A short review pass around dtype use can prevent subtle bugs that only appear once models reach production traffic.

  • Scan For Mixed Case Dtypes — Watch for names such as Int64 or UInt64 on the torch module. PyTorch sticks to lowercase type names, so mixed case hints at a typo.
  • Check Id Fields And Labels — Confirm that token ids, category labels, and similar fields use torch.long or another shared choice across the project. Mixed dtypes for these fields often lead to silent casts.
  • Review Conversion Points — Look at spots where NumPy arrays, pandas frames, or raw buffers turn into tensors. Make sure the code sets dtypes explicitly instead of relying on defaults that may shift between versions.

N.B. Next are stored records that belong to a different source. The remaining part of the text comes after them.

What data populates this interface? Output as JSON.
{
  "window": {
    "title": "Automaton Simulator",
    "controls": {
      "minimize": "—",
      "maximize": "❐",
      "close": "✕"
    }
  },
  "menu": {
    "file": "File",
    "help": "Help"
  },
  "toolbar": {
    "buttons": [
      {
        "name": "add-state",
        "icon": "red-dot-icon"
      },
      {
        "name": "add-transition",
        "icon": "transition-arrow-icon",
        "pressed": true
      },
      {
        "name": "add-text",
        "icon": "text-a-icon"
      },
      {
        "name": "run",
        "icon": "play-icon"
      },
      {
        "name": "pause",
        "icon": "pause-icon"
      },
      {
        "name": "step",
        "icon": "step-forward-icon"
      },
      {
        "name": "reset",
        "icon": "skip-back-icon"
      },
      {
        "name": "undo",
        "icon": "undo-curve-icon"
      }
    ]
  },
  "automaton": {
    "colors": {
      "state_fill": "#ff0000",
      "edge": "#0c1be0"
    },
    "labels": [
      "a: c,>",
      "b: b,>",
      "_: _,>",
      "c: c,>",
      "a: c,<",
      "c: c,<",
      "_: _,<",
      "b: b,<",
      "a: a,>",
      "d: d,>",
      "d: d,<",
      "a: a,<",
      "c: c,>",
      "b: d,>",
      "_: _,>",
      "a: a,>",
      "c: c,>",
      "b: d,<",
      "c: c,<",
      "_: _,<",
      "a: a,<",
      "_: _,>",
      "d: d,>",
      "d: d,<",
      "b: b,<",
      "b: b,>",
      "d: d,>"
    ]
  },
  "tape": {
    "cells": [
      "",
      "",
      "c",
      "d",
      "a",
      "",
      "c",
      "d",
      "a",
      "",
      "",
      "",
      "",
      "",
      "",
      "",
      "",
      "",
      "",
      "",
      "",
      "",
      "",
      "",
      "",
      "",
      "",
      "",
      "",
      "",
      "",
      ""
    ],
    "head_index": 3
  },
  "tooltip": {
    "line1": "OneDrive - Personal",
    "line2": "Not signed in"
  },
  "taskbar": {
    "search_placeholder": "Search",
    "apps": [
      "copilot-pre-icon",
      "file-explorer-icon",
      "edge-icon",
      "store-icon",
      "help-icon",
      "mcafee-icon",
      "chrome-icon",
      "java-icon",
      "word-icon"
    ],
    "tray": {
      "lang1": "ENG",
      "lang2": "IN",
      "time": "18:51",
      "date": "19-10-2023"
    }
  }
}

This checklist only takes a few minutes per pull request yet saves many hours of tracing odd error messages later. In practice, most attribute errors about missing dtypes vanish once a team keeps these review habits in place.

When The Error Hides A Deeper Data Problem

Most of the time this attribute error is only about the wrong symbol name. In a few projects, though, the choice of an unsigned 64 bit dtype hints at a wider design question. Values that rely on the full range of an unsigned 64 bit integer need careful thought before they pass into common PyTorch layers or loss functions.

Quick check: inspect the source of the data that you planned to store as an UInt64 value. If it comes from a database key or a composite identifier, you can map it to a smaller clean index. That mapping can live in a lookup table or a vocabulary class and keeps model tensors tidy and stable.

When you work with counters that grow over long logging windows, you may see values that edge near the upper span of a 64 bit signed integer. In those rare setups, you can combine windowed counts with resets or rolling statistics so that tensors never hold a wildly large number. A slim dtype keeps math stable and makes it easier to compare values during training and evaluation.

If legacy data truly depends on the raw unsigned 64 bit form, keep that representation in storage systems and convert those values into a safer shape before tensors enter model layers. That keeps numeric edge cases at the storage layer, where you can reason about them with standard database tools, instead of pushing the full range directly through kernels and loss functions.